LEASES/EXECUTORY CONTRACTS – If you have leased property or an executory contract (executory contracts are contracts in which performance is still due by the debtor, non-debtor, or both parties to the contract) the agreement must be assumed or it is deemed rejected. Generally, the lessee will allow you to reaffirm or continue to make the payments under the contract. However, you do not necessarily have the right to merely continue making the payments. If the lessee wants the property they may be able to get it back.
BANKRUPTCY AND YOUR CREDIT REPORT – A bankruptcy filing may be retained on your credit report for 10 years. In addition most loan applications require that you disclose that you have filed bankruptcy. Businesses, including banks and apartment owners, may refuse to do business with someone who has filed bankruptcy. I do not guarantee that creditors will accurately report information on your credit report. An additional fee will be required if there are issues you want me to address. For a discussion of what I refer to as the “Game of Credit Score Fear”, please click the following link: Bankruptcy and Credit Scores
THE BANKRUPTCY ESTATE. When you file bankruptcy a “bankruptcy estate” is created. It is an entity similar to a Trust or Corporation. The estate is comprised of all property you own or have rights to. Under some circumstances property that you have transferred, or property that you become entitled to after the bankruptcy is filed, may also be property of the estate. You do not have the right the sell, transfer, or encumber that property until it is no longer property of the estate. The property is usually no longer property of the estate when the case is closed. Generally, the case is closed shortly after you receive your discharge. However, under some circumstances the case can be kept open for administration of assets even though you have received your discharge. In most cases the property will probably never leave your possession and you’ll be allowed to keep it, this is because of the “exemptions”.
Property that you currently own. Upon filing bankruptcy essentially everything you own or have rights to will become property of the “bankruptcy estate”.
Property that you have transferred. Some payments made to creditors within 90 days of filing may be pulled back into the estate, or 1 year if the payment was made to an “insider” (e.g., relative). Transfers made within the last four years that violate the Uniform Fraudulent Transfers Act may be undone (generally a transfer made for less than economic value while you were insolvent).
Property that you become entitled to in the future. Included in the estate is property you become entitled to via inheritance, life insurance, or a property settlement with a spouse within 180 days of the bankruptcy or while making payments in a Chapter 13 Plan.

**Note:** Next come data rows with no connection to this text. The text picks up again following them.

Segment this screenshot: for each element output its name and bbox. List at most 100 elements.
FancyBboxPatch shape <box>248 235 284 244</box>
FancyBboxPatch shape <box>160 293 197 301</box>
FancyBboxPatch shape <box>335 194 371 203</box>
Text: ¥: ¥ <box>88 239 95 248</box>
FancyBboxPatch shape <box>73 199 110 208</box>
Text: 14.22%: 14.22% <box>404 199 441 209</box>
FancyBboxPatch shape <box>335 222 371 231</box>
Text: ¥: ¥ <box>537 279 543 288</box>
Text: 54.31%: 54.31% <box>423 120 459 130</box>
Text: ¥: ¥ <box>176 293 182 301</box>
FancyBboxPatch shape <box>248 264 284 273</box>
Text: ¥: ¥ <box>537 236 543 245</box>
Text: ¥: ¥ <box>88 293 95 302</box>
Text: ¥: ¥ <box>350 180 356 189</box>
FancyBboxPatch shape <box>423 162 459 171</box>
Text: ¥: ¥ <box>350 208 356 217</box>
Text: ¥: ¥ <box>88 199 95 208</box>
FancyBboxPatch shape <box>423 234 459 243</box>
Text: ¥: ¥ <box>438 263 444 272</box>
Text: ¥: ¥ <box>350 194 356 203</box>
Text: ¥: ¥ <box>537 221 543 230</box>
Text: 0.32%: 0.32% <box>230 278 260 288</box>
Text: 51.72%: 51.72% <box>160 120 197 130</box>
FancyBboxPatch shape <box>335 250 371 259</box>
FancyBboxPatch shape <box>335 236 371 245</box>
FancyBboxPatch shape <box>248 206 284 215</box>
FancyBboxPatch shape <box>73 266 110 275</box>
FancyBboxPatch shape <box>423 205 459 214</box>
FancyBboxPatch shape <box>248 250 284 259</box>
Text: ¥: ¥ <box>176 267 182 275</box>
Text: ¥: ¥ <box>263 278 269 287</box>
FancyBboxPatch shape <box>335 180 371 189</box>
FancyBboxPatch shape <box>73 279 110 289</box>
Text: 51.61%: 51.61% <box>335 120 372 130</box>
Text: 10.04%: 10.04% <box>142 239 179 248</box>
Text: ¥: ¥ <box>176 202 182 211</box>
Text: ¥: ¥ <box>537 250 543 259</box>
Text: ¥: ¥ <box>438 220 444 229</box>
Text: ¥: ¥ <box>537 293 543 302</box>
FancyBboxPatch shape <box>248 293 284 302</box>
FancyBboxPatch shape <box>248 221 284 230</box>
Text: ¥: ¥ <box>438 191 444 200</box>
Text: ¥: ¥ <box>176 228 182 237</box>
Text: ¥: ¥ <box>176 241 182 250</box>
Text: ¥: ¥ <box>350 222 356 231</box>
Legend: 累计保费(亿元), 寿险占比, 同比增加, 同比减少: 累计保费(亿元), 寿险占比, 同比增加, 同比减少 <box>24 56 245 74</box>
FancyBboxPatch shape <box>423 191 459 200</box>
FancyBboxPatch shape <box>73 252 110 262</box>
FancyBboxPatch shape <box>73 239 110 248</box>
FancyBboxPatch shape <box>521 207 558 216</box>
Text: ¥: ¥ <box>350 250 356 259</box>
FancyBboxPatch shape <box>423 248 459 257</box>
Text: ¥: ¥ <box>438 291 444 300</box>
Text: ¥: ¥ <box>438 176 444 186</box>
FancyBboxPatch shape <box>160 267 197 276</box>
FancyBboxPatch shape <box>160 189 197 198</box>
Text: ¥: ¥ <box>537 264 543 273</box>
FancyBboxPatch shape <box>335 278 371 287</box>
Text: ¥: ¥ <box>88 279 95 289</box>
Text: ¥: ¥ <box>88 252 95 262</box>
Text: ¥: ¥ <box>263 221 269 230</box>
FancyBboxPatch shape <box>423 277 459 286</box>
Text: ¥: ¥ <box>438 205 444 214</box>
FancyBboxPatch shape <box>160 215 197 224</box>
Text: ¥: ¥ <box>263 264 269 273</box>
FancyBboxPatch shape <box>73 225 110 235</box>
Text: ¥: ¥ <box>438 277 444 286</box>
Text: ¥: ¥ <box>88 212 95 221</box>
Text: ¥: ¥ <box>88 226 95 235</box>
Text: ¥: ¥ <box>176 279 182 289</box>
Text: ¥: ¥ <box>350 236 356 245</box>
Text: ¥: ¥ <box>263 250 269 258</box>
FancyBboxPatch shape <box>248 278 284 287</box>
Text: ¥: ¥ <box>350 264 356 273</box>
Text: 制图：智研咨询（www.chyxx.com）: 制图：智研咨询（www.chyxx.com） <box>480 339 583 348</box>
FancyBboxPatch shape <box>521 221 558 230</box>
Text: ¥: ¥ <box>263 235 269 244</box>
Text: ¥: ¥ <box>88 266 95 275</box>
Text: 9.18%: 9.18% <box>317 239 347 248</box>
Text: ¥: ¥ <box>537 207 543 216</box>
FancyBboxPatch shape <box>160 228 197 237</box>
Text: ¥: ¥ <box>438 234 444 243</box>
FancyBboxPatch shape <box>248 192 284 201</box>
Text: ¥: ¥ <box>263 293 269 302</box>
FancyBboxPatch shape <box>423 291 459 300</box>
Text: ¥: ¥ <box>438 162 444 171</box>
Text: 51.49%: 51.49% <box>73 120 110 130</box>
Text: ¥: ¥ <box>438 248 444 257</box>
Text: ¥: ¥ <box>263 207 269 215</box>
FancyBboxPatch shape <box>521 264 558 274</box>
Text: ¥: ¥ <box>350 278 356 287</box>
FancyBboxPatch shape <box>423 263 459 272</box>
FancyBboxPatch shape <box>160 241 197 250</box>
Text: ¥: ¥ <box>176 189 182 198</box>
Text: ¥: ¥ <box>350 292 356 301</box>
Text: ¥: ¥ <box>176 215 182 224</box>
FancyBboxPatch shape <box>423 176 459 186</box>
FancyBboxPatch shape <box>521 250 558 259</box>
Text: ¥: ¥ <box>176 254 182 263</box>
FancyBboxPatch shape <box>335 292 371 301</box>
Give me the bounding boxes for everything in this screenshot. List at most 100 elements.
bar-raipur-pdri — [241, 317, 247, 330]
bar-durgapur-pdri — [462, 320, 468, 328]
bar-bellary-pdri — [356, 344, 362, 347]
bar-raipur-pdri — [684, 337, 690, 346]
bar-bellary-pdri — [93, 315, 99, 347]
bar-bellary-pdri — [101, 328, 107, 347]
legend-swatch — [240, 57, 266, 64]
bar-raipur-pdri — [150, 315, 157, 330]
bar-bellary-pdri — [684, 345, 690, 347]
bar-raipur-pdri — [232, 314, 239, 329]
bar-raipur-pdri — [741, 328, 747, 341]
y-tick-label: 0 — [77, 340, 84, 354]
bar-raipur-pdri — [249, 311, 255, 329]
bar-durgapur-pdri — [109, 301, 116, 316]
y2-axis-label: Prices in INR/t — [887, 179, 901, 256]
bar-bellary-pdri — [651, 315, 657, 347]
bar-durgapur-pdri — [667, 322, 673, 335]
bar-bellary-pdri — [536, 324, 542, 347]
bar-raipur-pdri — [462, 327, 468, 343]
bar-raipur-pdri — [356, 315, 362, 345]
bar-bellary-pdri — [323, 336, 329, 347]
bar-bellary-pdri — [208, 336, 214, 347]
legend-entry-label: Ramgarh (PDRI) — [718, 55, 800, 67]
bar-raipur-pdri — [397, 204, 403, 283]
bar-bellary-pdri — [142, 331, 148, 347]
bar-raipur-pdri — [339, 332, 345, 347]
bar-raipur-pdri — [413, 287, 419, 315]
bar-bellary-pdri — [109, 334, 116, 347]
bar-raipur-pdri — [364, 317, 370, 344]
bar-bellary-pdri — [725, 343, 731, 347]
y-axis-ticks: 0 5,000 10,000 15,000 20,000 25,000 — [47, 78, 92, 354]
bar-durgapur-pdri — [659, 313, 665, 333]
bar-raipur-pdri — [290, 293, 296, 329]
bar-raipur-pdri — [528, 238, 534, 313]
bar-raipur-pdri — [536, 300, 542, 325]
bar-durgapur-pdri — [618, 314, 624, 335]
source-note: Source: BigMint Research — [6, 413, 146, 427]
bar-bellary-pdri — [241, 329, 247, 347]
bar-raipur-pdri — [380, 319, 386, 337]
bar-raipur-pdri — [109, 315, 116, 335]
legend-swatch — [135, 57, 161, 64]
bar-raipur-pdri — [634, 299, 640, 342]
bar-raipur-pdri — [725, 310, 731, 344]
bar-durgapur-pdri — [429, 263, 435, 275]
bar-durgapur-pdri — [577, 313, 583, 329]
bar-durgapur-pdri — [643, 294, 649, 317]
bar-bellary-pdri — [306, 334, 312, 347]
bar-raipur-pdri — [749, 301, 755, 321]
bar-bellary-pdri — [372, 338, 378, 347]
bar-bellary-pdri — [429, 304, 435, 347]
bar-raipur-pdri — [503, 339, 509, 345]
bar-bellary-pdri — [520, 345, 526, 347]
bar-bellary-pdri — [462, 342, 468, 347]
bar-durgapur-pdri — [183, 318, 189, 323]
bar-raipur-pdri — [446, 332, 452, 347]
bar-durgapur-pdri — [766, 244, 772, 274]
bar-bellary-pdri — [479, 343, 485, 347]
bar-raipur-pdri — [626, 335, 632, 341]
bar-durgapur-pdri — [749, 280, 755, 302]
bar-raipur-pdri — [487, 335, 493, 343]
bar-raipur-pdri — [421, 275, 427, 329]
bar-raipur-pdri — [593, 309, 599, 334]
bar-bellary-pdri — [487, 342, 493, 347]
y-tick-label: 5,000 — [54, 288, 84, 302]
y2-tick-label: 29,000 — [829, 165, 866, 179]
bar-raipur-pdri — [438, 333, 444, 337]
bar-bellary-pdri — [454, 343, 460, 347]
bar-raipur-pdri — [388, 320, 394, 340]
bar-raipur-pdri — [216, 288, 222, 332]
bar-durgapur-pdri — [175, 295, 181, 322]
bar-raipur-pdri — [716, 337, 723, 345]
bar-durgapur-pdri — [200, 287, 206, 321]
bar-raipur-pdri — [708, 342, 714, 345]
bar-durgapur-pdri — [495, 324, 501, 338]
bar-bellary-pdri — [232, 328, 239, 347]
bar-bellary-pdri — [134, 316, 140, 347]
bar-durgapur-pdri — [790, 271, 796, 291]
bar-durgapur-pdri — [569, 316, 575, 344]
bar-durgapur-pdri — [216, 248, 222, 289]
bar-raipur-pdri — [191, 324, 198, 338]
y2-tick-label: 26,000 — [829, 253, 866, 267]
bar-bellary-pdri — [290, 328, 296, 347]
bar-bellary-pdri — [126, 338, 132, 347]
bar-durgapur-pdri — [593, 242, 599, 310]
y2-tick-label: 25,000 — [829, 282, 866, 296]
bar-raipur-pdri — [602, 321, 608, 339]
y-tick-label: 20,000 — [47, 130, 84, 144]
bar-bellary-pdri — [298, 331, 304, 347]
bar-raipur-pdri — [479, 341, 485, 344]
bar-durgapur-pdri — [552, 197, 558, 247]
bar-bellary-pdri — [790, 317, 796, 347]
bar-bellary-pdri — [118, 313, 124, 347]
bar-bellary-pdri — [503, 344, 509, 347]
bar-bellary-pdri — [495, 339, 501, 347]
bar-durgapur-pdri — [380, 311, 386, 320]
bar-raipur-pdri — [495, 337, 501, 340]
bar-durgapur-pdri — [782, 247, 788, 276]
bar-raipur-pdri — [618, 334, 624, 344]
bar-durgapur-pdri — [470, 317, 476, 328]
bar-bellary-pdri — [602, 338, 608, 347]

EXEMPTIONS. Before the “estate” is used to pay creditors you can exempt certain property. That means you get to keep the exempt value of the property. In some states, you may elect Federal or State exemptions. In Missouri however, only the state exemptions are available. If you are married and filing jointly you are entitled to double the many exemptions. Property claimed as exempt must be sufficiently described so that the trustee and parties in interest can reasonably be expected to know what property the debtor claims as exempt, therefore when preparing your worksheet provide detailed descriptions of your property where requested. If you omit property from your schedules the court may deny your exemptions in that property even if you would otherwise be entitled to exempt the property.